Il faut en fait un temps pour chaque chose, pour sa famille, ses enfants, un temps à consacrer à son conjoint, à sa vie amoureuse,un temps pour sa vie professionnelle, un temps pour ses amis, un temps obligatoire pour les tâches de la vie quotidienne, mais également un temps pour soi!
C’est ma conception à moi de la santé, d’une vie épanouie.

Mais force est de constater que peu de gens se payent ce luxe, pour des raisons matérielles ou psychologiques.
Beaucoup ont une vie difficile, de tristesse, de travail…mais beaucoup aussi ne prennent pas conscience qu’il faut prendre soin d’eux, ne s’en accordent pas la permission…        Je me sens le besoin, l’obligation de leur dire. Cela fait parti de mon travail de médecin me semble-t-il…
Cela dit j ai aussi ce défaut avec les gens qui m’entourent et qui ne m’ont rien demandé. Bref, j’aime bien donner des conseils à ceux qui ne m’en demandent pas.

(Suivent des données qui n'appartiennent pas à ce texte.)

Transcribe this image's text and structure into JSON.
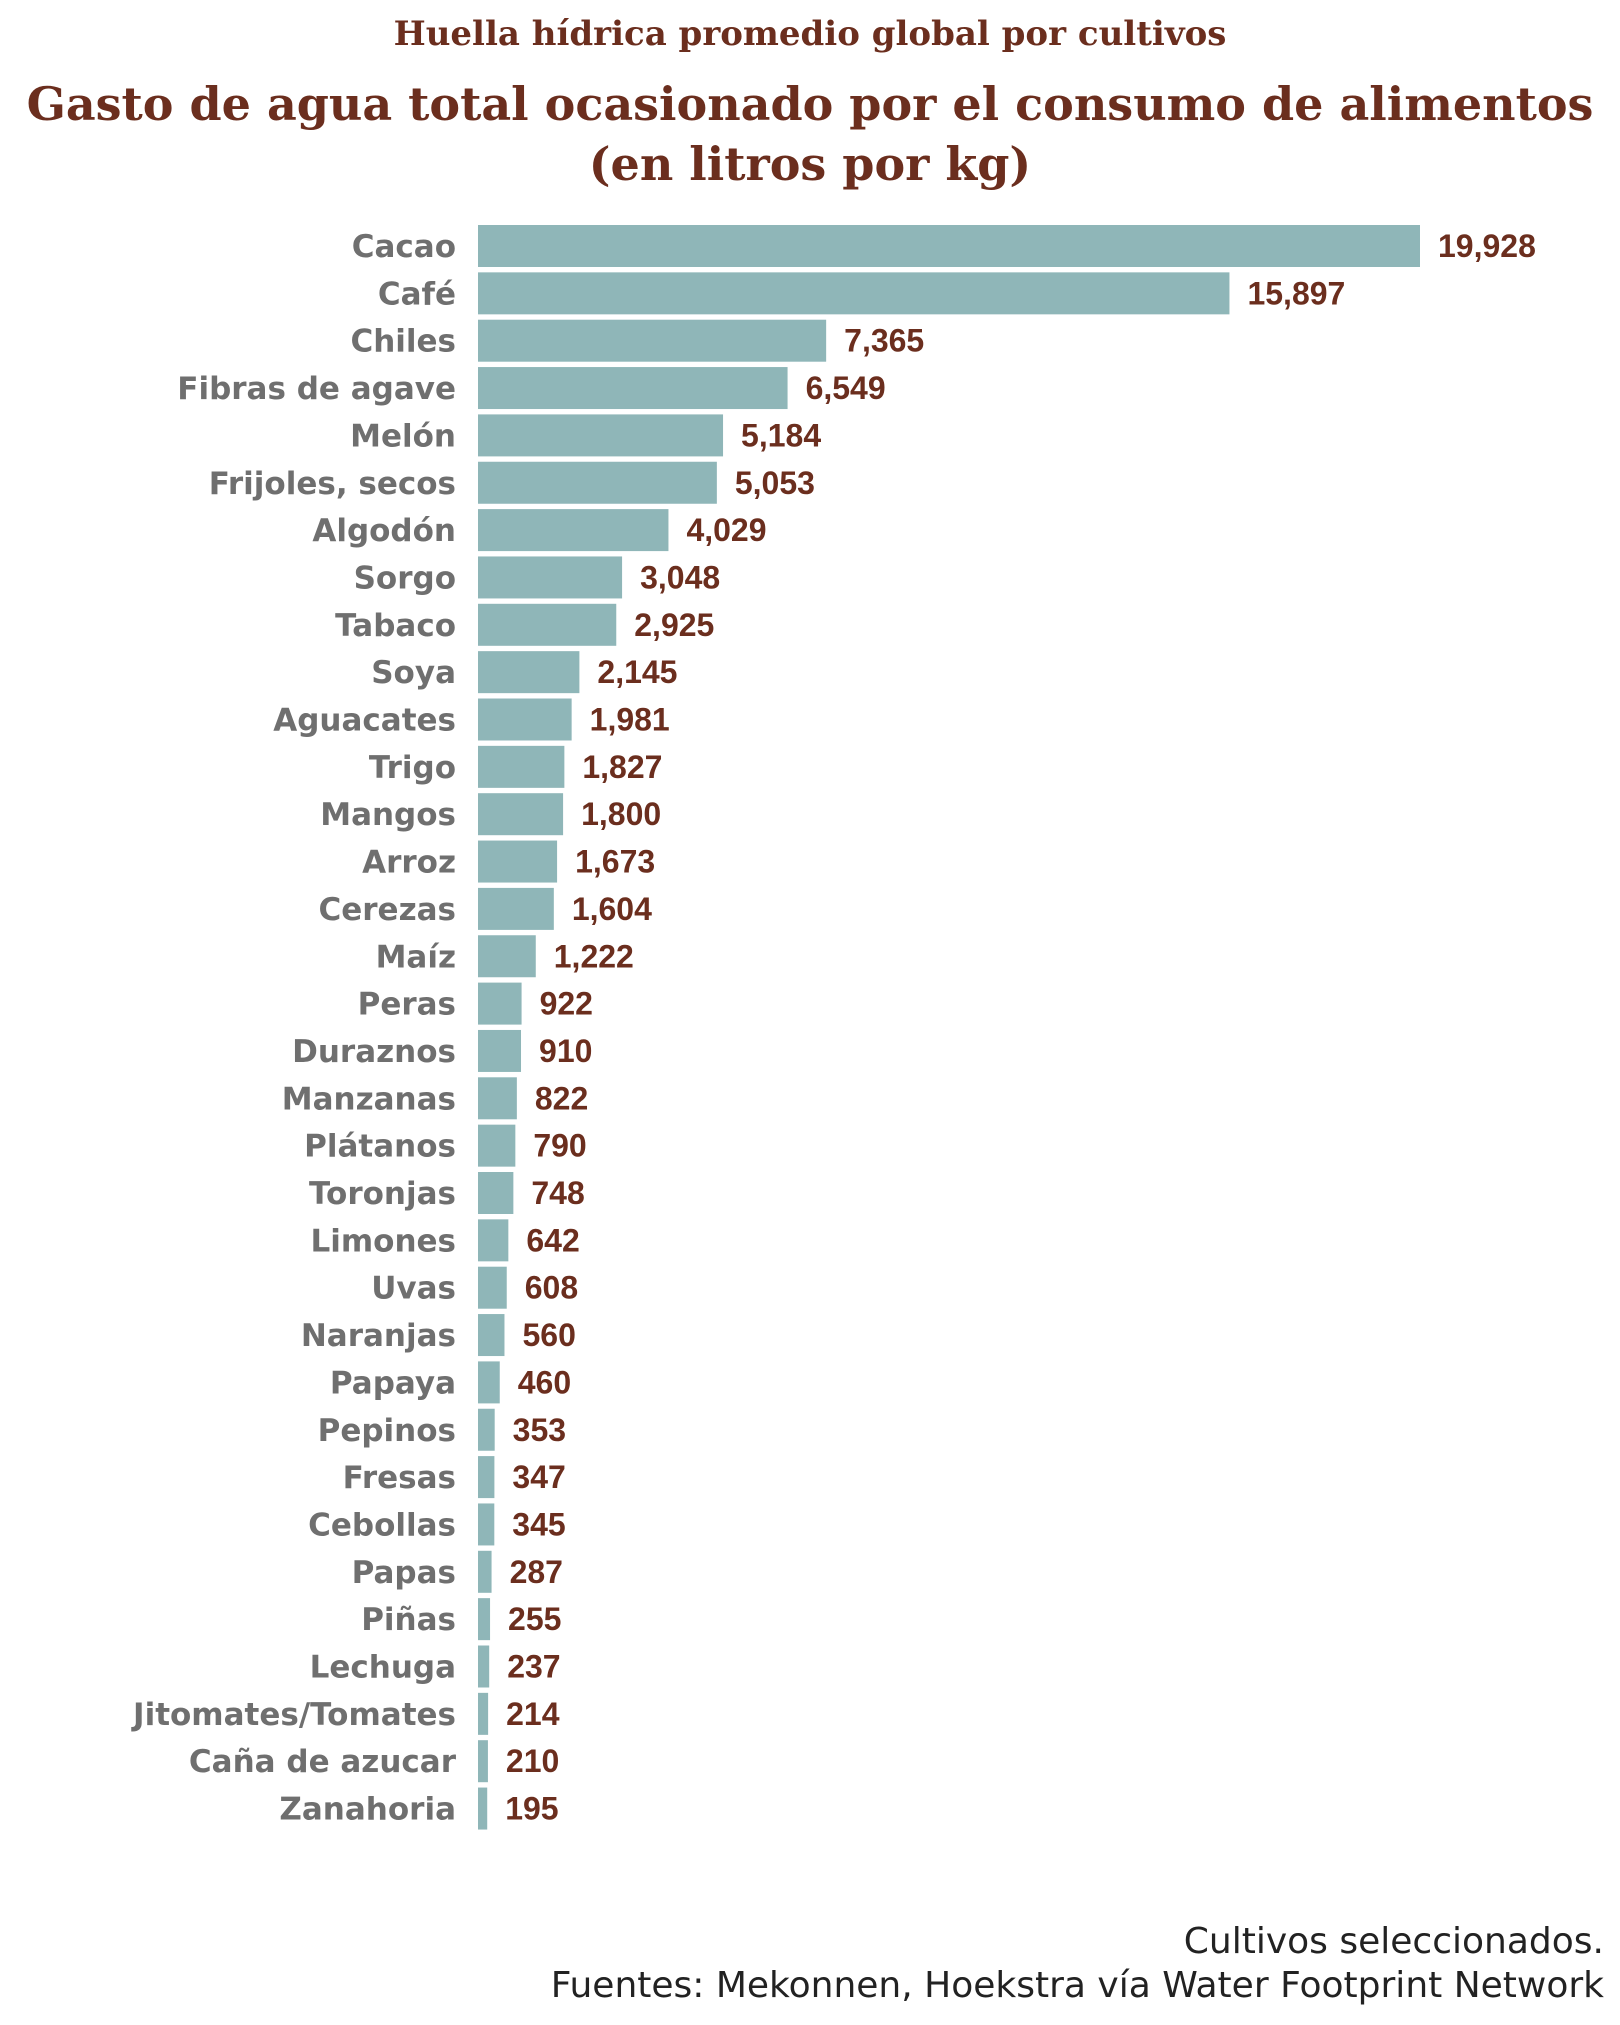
{
  "colors": {
    "bar": "#8fb6b8",
    "title": "#6b2e1e",
    "value": "#6b2e1e",
    "category": "#6f6f6f"
  },
  "chart_data": {
    "type": "bar",
    "orientation": "horizontal",
    "subtitle": "Huella hídrica promedio global por cultivos",
    "title_lines": [
      "Gasto de agua total ocasionado por el consumo de alimentos",
      "(en litros por kg)"
    ],
    "categories": [
      "Cacao",
      "Café",
      "Chiles",
      "Fibras de agave",
      "Melón",
      "Frijoles, secos",
      "Algodón",
      "Sorgo",
      "Tabaco",
      "Soya",
      "Aguacates",
      "Trigo",
      "Mangos",
      "Arroz",
      "Cerezas",
      "Maíz",
      "Peras",
      "Duraznos",
      "Manzanas",
      "Plátanos",
      "Toronjas",
      "Limones",
      "Uvas",
      "Naranjas",
      "Papaya",
      "Pepinos",
      "Fresas",
      "Cebollas",
      "Papas",
      "Piñas",
      "Lechuga",
      "Jitomates/Tomates",
      "Caña de azucar",
      "Zanahoria"
    ],
    "values": [
      19928,
      15897,
      7365,
      6549,
      5184,
      5053,
      4029,
      3048,
      2925,
      2145,
      1981,
      1827,
      1800,
      1673,
      1604,
      1222,
      922,
      910,
      822,
      790,
      748,
      642,
      608,
      560,
      460,
      353,
      347,
      345,
      287,
      255,
      237,
      214,
      210,
      195
    ],
    "value_labels": [
      "19,928",
      "15,897",
      "7,365",
      "6,549",
      "5,184",
      "5,053",
      "4,029",
      "3,048",
      "2,925",
      "2,145",
      "1,981",
      "1,827",
      "1,800",
      "1,673",
      "1,604",
      "1,222",
      "922",
      "910",
      "822",
      "790",
      "748",
      "642",
      "608",
      "560",
      "460",
      "353",
      "347",
      "345",
      "287",
      "255",
      "237",
      "214",
      "210",
      "195"
    ],
    "xlim": [
      0,
      19928
    ],
    "grid": false,
    "legend": "none"
  },
  "footer": {
    "line1": "Cultivos seleccionados.",
    "line2": "Fuentes: Mekonnen, Hoekstra vía Water Footprint Network"
  }
}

C’est que ça me fait vraiment du mal de voir quelqu’un qui va mal, qui ne prend pas soin de lui et étant la championne du « un temps pour chaque chose » et en particulier pour la détente égoïste, un peu moins pour les tâches désagréables de la vie quotidienne, je me sens un peu missionnée.

J’ai une vie plutôt privilégiée mais j’ai comme tout un chacun mon lot de difficultés à gérer et ce n’est pas toujours facile, alors moi mon truc, c’est dès que possible de garder du temps libre pour moi, pour faire ce que j’ai envie: rester affalée sur le canapé sans être le moins du monde gênée par le bordel autour de moi, sécher le boulot pour aller m’enfermer en plein après-midi seule dans une salle de ciné, laisser ma fille à la cantine pour aller me faire un hammam avec une copine, déclarer que le samedi je ne bosse pas je m’occupe de ma fille mais ne pas hésiter à la laisser dormir régulièrement chez la nourrice pour sortir en amoureux avec mon mari…
La clé de tout ça, c’est de ne pas culpabiliser, de se laisser aller en se disant que c’est sain et que c’est bon pour tout le monde, que y’a pas que le ménage et le boulot dans la vie, que les enfants ont besoin de voir leurs parents amoureux et heureux, que les laisser pour faire quelque chose d’égoïste, c’est bien pour eux aussi, que la vie de couple c’est important aussi, que des fois juste ne rien faire, c’est bien aussi!
Le tout est de trouver le bon équilibre.

Alors,j’essaie de partager le concept un peu fou que la vie, si on veut la vivre longue, heureuse et en bonne santé, il faut prendre soin de soi physiquement,moralement et socialement …c est pas moi qui le dit, c’est l’OMS!
Et sinon, on fini avec des dépressions, des véritables troubles musculosquelletiques, des lombalgies, des vertiges, des chauderies hémicorporelles gauches….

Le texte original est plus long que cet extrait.